Captain Scott Cassell is on a mission to save the planet through underwater exploration.
Cassell drew schools of locals to Newport's ExplorOcean on Tuesday and detailed the Undersea Voyager Project, a nonprofit mission to explore the earth’s oceans -- a total of 27,000 miles underwater -- using manned submersibles.
Human exploration of the earth, Cassell said, inspires and informs the entire planet in a way that nothing else can.
“To my knowledge, no one else is doing anything like this,” Cassell, 51, told Patch. “But I don’t want to be the only one.”
The project aims to discover new species, communicate findings, and protect the earth's precious and unknown resources. Upon its completion, the Undersea Voyager Project will become the longest scientific path in the world, Cassell said.
Cassell, who says he has watched the health of oceans deteriorate because of human influence and unawareness, fears that interest in exploring oceans and environments is dwindling during a time when new knowledge is crucial to preserving the planet.
“Our level of intelligence is steadily dropping, our level of discipline is steadily dropping, and our level of courage is steadily dropping,” Cassell said. “And that scares me.”

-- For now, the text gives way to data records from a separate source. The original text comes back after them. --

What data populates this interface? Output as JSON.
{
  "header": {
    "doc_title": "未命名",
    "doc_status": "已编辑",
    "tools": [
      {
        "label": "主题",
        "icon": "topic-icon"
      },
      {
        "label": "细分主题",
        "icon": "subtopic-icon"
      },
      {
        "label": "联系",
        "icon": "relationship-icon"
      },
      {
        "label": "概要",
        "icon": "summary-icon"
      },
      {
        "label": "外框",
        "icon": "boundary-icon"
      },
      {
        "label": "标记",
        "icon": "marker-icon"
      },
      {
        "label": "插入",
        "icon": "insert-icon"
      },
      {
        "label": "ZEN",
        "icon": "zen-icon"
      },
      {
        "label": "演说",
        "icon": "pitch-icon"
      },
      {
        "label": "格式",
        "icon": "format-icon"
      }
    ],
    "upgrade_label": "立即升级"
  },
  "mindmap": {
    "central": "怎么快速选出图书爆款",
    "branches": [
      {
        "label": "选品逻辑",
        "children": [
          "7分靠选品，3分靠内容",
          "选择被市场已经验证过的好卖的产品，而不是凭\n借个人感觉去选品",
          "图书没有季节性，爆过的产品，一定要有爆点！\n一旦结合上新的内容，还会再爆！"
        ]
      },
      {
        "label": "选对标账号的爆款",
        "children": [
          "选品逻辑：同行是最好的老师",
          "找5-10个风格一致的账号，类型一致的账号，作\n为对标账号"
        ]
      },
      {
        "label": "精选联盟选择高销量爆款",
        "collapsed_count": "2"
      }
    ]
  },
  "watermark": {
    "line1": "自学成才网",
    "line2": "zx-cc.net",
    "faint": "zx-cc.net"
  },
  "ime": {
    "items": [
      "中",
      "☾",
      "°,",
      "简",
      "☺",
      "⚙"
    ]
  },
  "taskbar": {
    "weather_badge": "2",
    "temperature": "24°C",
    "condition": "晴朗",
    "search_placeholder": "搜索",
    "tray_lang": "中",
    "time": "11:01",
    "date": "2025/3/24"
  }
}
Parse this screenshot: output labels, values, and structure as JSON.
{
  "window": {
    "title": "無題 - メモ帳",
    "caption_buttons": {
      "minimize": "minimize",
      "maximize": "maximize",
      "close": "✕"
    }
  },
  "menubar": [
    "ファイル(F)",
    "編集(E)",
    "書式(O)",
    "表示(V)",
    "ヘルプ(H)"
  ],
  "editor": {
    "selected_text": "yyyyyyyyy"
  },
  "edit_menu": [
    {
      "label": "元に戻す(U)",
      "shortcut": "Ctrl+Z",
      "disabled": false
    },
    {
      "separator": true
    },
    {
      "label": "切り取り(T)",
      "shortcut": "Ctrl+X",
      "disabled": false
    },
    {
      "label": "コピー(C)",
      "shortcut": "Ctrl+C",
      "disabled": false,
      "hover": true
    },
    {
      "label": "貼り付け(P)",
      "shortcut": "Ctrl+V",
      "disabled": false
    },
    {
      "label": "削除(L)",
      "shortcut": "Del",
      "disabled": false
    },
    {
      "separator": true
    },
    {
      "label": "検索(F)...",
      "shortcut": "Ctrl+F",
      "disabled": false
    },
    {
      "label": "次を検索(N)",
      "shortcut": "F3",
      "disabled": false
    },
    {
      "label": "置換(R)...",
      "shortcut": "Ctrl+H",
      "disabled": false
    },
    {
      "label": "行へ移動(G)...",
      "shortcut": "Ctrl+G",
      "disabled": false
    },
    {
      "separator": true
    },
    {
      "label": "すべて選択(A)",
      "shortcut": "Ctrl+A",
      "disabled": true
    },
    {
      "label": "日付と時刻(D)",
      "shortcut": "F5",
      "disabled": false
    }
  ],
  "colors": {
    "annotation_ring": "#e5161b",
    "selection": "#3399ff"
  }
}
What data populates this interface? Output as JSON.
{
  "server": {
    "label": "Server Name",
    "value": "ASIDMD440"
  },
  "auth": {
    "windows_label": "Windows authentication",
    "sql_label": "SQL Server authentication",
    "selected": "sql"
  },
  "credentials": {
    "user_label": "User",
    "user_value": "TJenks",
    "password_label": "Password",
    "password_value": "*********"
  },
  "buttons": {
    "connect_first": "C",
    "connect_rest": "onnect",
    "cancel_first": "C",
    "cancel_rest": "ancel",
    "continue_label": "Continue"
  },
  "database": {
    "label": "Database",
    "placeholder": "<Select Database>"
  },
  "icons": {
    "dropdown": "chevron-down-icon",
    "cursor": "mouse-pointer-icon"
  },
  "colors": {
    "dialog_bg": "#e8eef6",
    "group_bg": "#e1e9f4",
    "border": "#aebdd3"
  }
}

Cassell, along with a fleet of submersibles and a dedicated team of UVP volunteers, is proving that notion wrong.
During a trip to Catalina Island, Cassell's UVP exploration team became the first people to witness an underwater landslide. They also relocated an underwater CIA lockout chamber from the Cold War Era. Dives at Lake Tahoe and Fallen Leaf Lake helped the team of scientists discover 2,000-3,000 year-old geological and climate patterns. The team also discovered a new species of protist, a primeval form of life that cannot definitively be classified as plant, animal, or fungi.
But all of Cassell's excursions didn't come without danger.
A thirty-mile dive nearly killed him, a poacher once stabbed him with a boat hook, and Humboldt squid—over 1,000 of them, to date—have attacked him during research. But nothing has stopped him.
Cassell's upcoming projects with the UVP team include a manned, free-floating underwater habitat to be built off the coast of California and an educational journey to the waters of Southeast Asia. Cassell says its important for people to know exploration isn't only for the modern-day Jacques Cousteau’s and ex-military personnel.
“This is something everyone can get involved in," he said. "Anyone that’s interested is welcome to come out and dive with us, and it’s completely free.”
So far, Cassell has performed dives with participants ranging from politicians to high school students to scientists to engineers. In fact, the team member that discovered the new species of protist at Lake Tahoe, and went on to co-author the scientific paper, was a 15-year old girl. Take that, Cousteau.